Researchers who often do experiments know that organic synthesis is a process of preparing more complex target molecules from simple raw materials through one or more chemical reactions. Generally, it requires fewer steps, and cheap raw materials. 20870-78-4, name is 5-Bromoindolin-2-one, A new synthetic method of this compound is introduced below., Application In Synthesis of 5-Bromoindolin-2-one

A mixture of 28b (513mg, 2.42mmol), 4,4,5,5-tetramethyl-2-(4,4,5,5- tetramethyl (l,3,2-dioxaborolan-2-yl))-l ,3,2-dioxaborolane (716mg, 2.82mmol) and KOAc (878mg, 8.95mmol) in dioxane (2OmL) was purged with nitrogen for lOmin, then added Pd(dppf)Cl2. CH2Cl2 (108mg, 0.13mmol). The resulting mixture was stirred at 800C overnight and evaporated. The residue was dissolved in ethyl acetate and filtrated. The filtrate was washed with brine (15mLchi2), dried over Na2SO4 and concentrated. The residue was purified by column chromatography (EA: PE =4:1) to afford 28c (470mg, 75%).

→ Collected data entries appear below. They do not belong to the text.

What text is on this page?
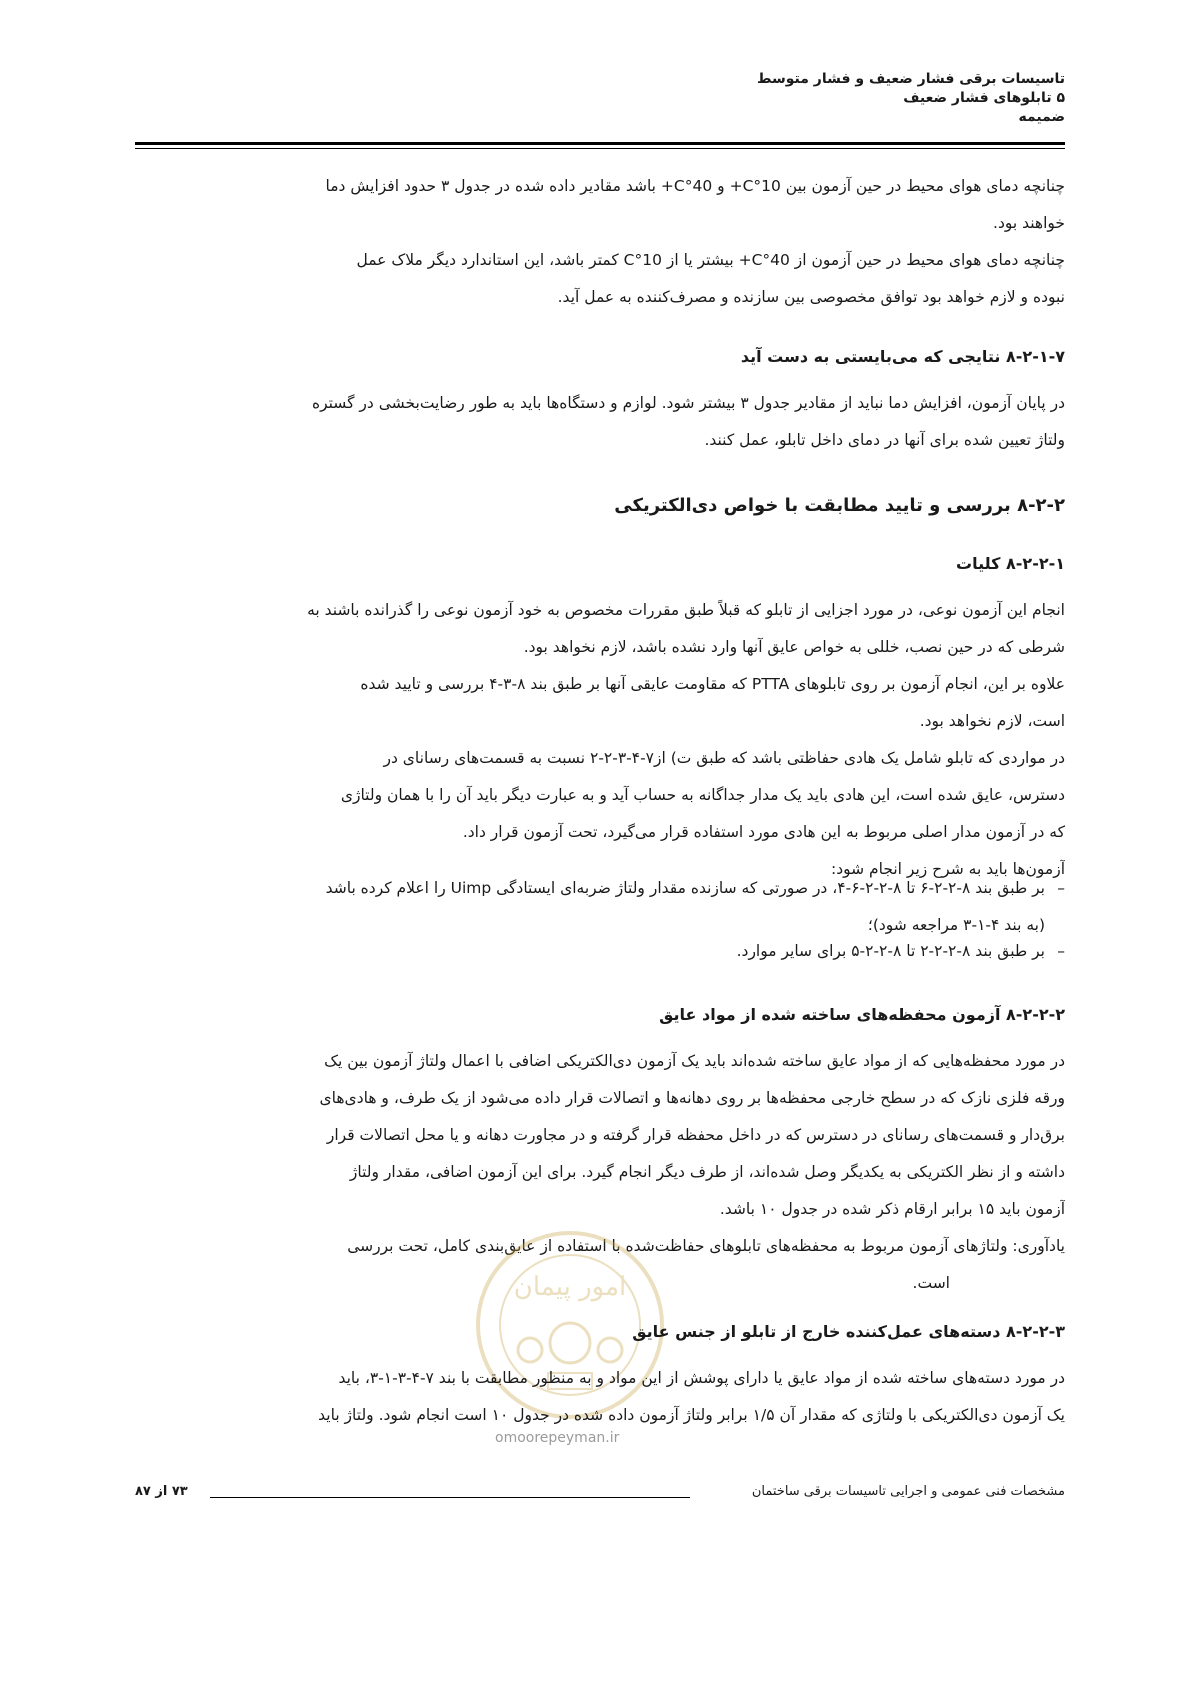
تاسیسات برقی فشار ضعیف و فشار متوسط
۵ تابلوهای فشار ضعیف
ضمیمه
چنانچه دمای هوای محیط در حین آزمون بین 10°C+ و 40°C+ باشد مقادیر داده شده در جدول ۳ حدود افزایش دما
خواهند بود.
چنانچه دمای هوای محیط در حین آزمون از 40°C+ بیشتر یا از 10°C کمتر باشد، این استاندارد دیگر ملاک عمل
نبوده و لازم خواهد بود توافق مخصوصی بین سازنده و مصرف‌کننده به عمل آید.
۸-۲-۱-۷ نتایجی که می‌بایستی به دست آید
در پایان آزمون، افزایش دما نباید از مقادیر جدول ۳ بیشتر شود. لوازم و دستگاه‌ها باید به طور رضایت‌بخشی در گستره
ولتاژ تعیین شده برای آنها در دمای داخل تابلو، عمل کنند.
۸-۲-۲ بررسی و تایید مطابقت با خواص دی‌الکتریکی
۸-۲-۲-۱ کلیات
انجام این آزمون نوعی، در مورد اجزایی از تابلو که قبلاً طبق مقررات مخصوص به خود آزمون نوعی را گذرانده باشند به
شرطی که در حین نصب، خللی به خواص عایق آنها وارد نشده باشد، لازم نخواهد بود.
علاوه بر این، انجام آزمون بر روی تابلوهای PTTA که مقاومت عایقی آنها بر طبق بند ۸-۳-۴ بررسی و تایید شده
است، لازم نخواهد بود.
در مواردی که تابلو شامل یک هادی حفاظتی باشد که طبق ت) از۷-۴-۳-۲-۲ نسبت به قسمت‌های رسانای در
دسترس، عایق شده است، این هادی باید یک مدار جداگانه به حساب آید و به عبارت دیگر باید آن را با همان ولتاژی
که در آزمون مدار اصلی مربوط به این هادی مورد استفاده قرار می‌گیرد، تحت آزمون قرار داد.
آزمون‌ها باید به شرح زیر انجام شود:
–
بر طبق بند ۸-۲-۲-۶ تا ۸-۲-۲-۶-۴، در صورتی که سازنده مقدار ولتاژ ضربه‌ای ایستادگی Uimp را اعلام کرده باشد
(به بند ۴-۱-۳ مراجعه شود)؛
–
بر طبق بند ۸-۲-۲-۲ تا ۸-۲-۲-۵ برای سایر موارد.
۸-۲-۲-۲ آزمون محفظه‌های ساخته شده از مواد عایق
در مورد محفظه‌هایی که از مواد عایق ساخته شده‌اند باید یک آزمون دی‌الکتریکی اضافی با اعمال ولتاژ آزمون بین یک
ورقه فلزی نازک که در سطح خارجی محفظه‌ها بر روی دهانه‌ها و اتصالات قرار داده می‌شود از یک طرف، و هادی‌های
برق‌دار و قسمت‌های رسانای در دسترس که در داخل محفظه قرار گرفته و در مجاورت دهانه و یا محل اتصالات قرار
داشته و از نظر الکتریکی به یکدیگر وصل شده‌اند، از طرف دیگر انجام گیرد. برای این آزمون اضافی، مقدار ولتاژ
آزمون باید ۱۵ برابر ارقام ذکر شده در جدول ۱۰ باشد.
یادآوری: ولتاژهای آزمون مربوط به محفظه‌های تابلوهای حفاظت‌شده با استفاده از عایق‌بندی کامل، تحت بررسی
است.
امور پیمان
omoorepeyman.ir
۸-۲-۲-۳ دسته‌های عمل‌کننده خارج از تابلو از جنس عایق
در مورد دسته‌های ساخته شده از مواد عایق یا دارای پوشش از این مواد و به منظور مطابقت با بند ۷-۴-۳-۱-۳، باید
یک آزمون دی‌الکتریکی با ولتاژی که مقدار آن ۱/۵ برابر ولتاژ آزمون داده شده در جدول ۱۰ است انجام شود. ولتاژ باید
مشخصات فنی عمومی و اجرایی تاسیسات برقی ساختمان
۷۳ از ۸۷
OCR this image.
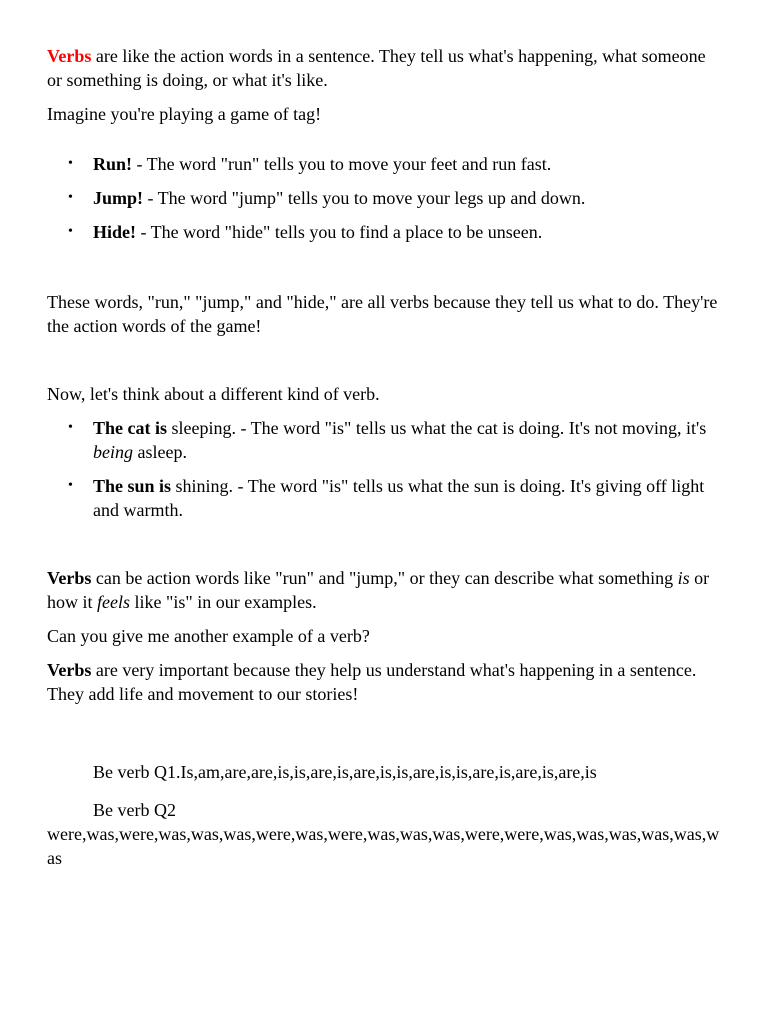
Verbs are like the action words in a sentence. They tell us what's happening, what someone or something is doing, or what it's like.

Imagine you're playing a game of tag!

• Run! - The word "run" tells you to move your feet and run fast.
• Jump! - The word "jump" tells you to move your legs up and down.
• Hide! - The word "hide" tells you to find a place to be unseen.

These words, "run," "jump," and "hide," are all verbs because they tell us what to do. They're the action words of the game!

Now, let's think about a different kind of verb.

• The cat is sleeping. - The word "is" tells us what the cat is doing. It's not moving, it's being asleep.
• The sun is shining. - The word "is" tells us what the sun is doing. It's giving off light and warmth.

Verbs can be action words like "run" and "jump," or they can describe what something is or how it feels like "is" in our examples.

Can you give me another example of a verb?

Verbs are very important because they help us understand what's happening in a sentence. They add life and movement to our stories!

Be verb Q1.Is,am,are,are,is,is,are,is,are,is,is,are,is,is,are,is,are,is,are,is

Be verb Q2

were,was,were,was,was,was,were,was,were,was,was,was,were,were,was,was,was,was,was,was
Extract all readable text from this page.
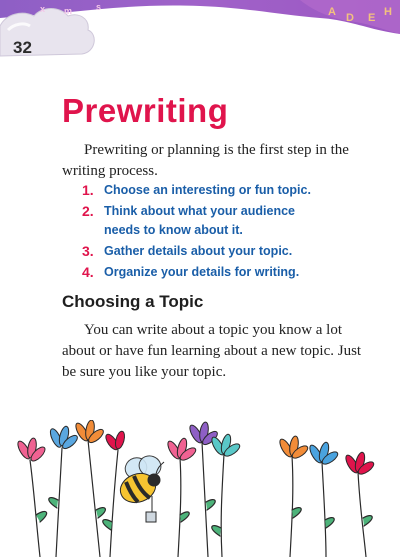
x m	s	A D E H
32
Prewriting

Prewriting or planning is the first step in the writing process.

1. Choose an interesting or fun topic.
2. Think about what your audience needs to know about it.
3. Gather details about your topic.
4. Organize your details for writing.
Choosing a Topic

You can write about a topic you know a lot about or have fun learning about a new topic. Just be sure you like your topic.
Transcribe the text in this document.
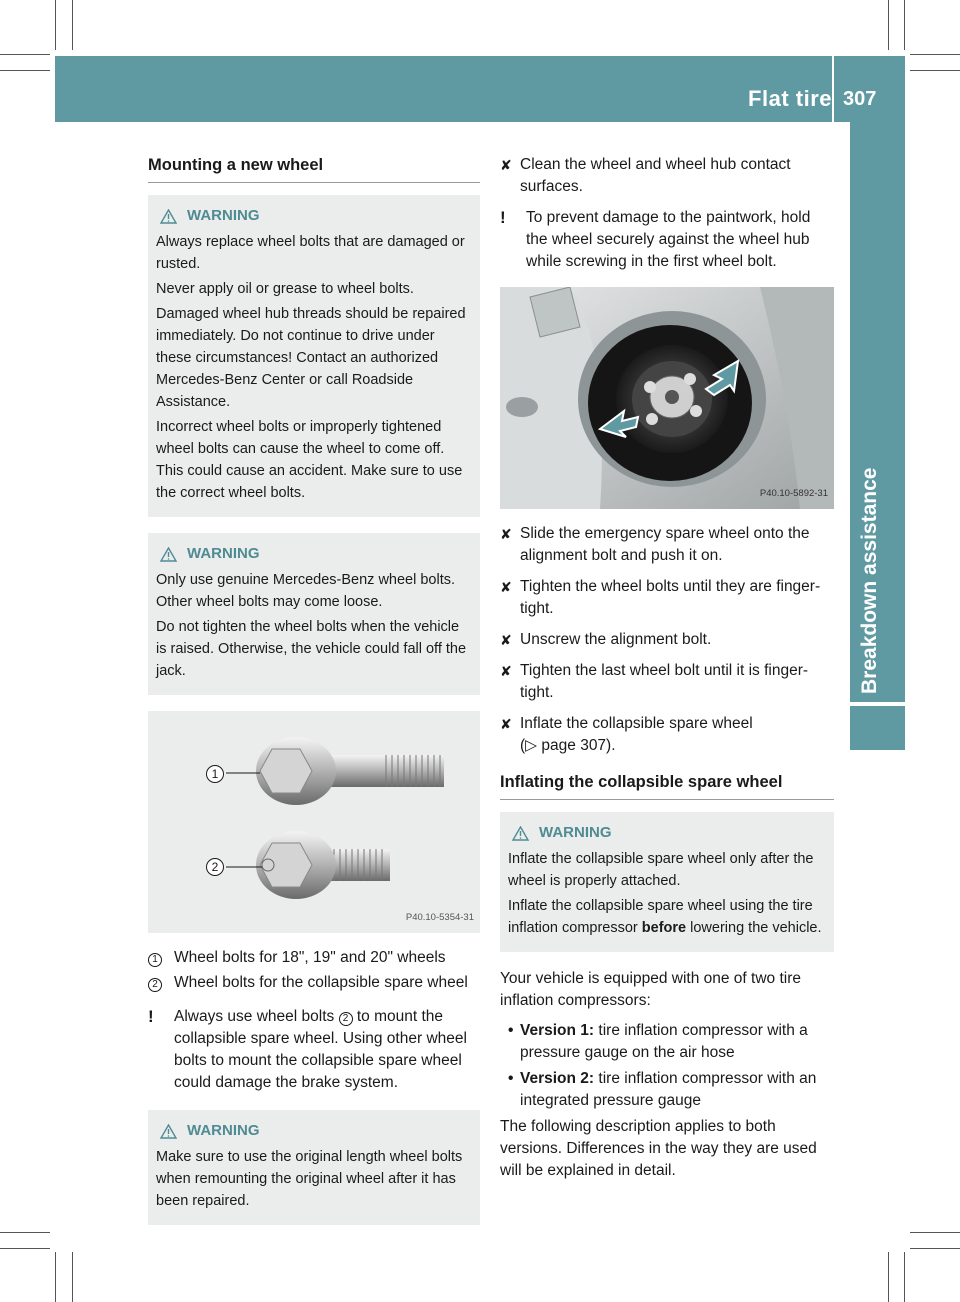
Flat tire 307
Breakdown assistance
Mounting a new wheel
WARNING

Always replace wheel bolts that are damaged or rusted.

Never apply oil or grease to wheel bolts.

Damaged wheel hub threads should be repaired immediately. Do not continue to drive under these circumstances! Contact an authorized Mercedes-Benz Center or call Roadside Assistance.

Incorrect wheel bolts or improperly tightened wheel bolts can cause the wheel to come off. This could cause an accident. Make sure to use the correct wheel bolts.

WARNING

Only use genuine Mercedes-Benz wheel bolts. Other wheel bolts may come loose.

Do not tighten the wheel bolts when the vehicle is raised. Otherwise, the vehicle could fall off the jack.

1
2
P40.10-5354-31
1	Wheel bolts for 18", 19" and 20" wheels
2	Wheel bolts for the collapsible spare wheel
!	Always use wheel bolts 2 to mount the collapsible spare wheel. Using other wheel bolts to mount the collapsible spare wheel could damage the brake system.
WARNING

Make sure to use the original length wheel bolts when remounting the original wheel after it has been repaired.

✘ Clean the wheel and wheel hub contact surfaces.
!	To prevent damage to the paintwork, hold the wheel securely against the wheel hub while screwing in the first wheel bolt.
P40.10-5892-31
✘ Slide the emergency spare wheel onto the alignment bolt and push it on.
✘ Tighten the wheel bolts until they are finger-tight.
✘ Unscrew the alignment bolt.
✘ Tighten the last wheel bolt until it is finger-tight.
✘ Inflate the collapsible spare wheel
(▷ page 307).
Inflating the collapsible spare wheel
WARNING

Inflate the collapsible spare wheel only after the wheel is properly attached.

Inflate the collapsible spare wheel using the tire inflation compressor before lowering the vehicle.

Your vehicle is equipped with one of two tire inflation compressors:
• Version 1: tire inflation compressor with a pressure gauge on the air hose
• Version 2: tire inflation compressor with an integrated pressure gauge
The following description applies to both versions. Differences in the way they are used will be explained in detail.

We are continuing to develop the new Research Structures and WebCSD systems in response to feedback from you, our user community, so we would love to hear what you think about the enhanced search functionality and any suggestions you might have about 20870-78-4.

Reference:
Patent; XCOVERY, INC.; WO2008/88881; (2008); A1;,
Indoline – Wikipedia,
Indoline | C8H9N – PubChem

Reference of 52537-00-5, The prevalence of solvent effects in heterogeneous catalysis has motivated developing quantitative kinetic, spectroscopic, and theoretical assessments of solvent structures and their interactions with reaction intermediates and transition states.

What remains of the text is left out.